Differential entropy regularization acts as a kind of prior, selecting for an embedding space that is uniformly distributed. We argue that, when applied to contrastive learning, this regularization is a **perceptual prior**, selecting for stronger copy detection representations. An ideal copy detection descriptor would map copies of the same image together, while keeping even semantically similar (same “class”) images far apart *i.e.* the descriptor distribution is uniform. This differs from the ideal properties of a representation for transfer learning to classification, where images depicting the same class should be nearby (a dense region) and well separated other classes (a sparse region between classes).

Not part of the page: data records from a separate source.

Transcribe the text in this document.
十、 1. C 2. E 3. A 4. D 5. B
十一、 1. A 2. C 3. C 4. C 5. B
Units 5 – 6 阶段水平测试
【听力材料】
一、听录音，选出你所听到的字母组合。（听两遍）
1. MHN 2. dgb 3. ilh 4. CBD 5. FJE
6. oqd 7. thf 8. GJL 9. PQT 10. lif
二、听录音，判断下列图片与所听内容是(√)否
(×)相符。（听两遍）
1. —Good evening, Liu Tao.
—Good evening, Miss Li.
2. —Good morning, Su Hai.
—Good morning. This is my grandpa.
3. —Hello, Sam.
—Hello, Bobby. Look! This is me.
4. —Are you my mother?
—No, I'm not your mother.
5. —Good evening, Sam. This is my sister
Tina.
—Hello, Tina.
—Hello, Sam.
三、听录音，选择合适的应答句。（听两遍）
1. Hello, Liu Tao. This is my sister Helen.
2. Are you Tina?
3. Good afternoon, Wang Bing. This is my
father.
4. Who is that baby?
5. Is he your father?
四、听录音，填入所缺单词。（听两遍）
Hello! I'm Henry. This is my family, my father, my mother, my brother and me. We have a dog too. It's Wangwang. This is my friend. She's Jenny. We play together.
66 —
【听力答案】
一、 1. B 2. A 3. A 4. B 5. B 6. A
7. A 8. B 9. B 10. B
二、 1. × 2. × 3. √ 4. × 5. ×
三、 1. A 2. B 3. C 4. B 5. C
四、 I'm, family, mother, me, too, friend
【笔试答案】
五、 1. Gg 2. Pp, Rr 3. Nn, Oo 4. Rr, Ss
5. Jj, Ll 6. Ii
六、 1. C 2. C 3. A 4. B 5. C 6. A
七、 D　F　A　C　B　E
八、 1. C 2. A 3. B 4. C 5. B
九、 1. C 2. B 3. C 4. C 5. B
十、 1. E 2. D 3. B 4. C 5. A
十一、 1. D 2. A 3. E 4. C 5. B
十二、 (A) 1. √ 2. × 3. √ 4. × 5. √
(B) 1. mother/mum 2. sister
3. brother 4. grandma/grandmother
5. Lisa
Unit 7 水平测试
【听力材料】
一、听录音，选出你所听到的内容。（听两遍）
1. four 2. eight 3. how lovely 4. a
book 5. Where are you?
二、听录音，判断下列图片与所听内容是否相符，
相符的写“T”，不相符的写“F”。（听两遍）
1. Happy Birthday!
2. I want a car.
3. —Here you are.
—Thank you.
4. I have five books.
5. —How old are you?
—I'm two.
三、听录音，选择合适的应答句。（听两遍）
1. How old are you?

**Visual results.** Figure 2 shows a few retrieval results, where SSCD outperforms the vanilla SimCLR. The two first examples demonstrate the impact of more appropriate data augmentation at training time: SSCD ignores text overlays and blur/color balance. The two last examples show that SimCLR falls back on low-level texture matching (grass) when SSCD correctly recovers the source image.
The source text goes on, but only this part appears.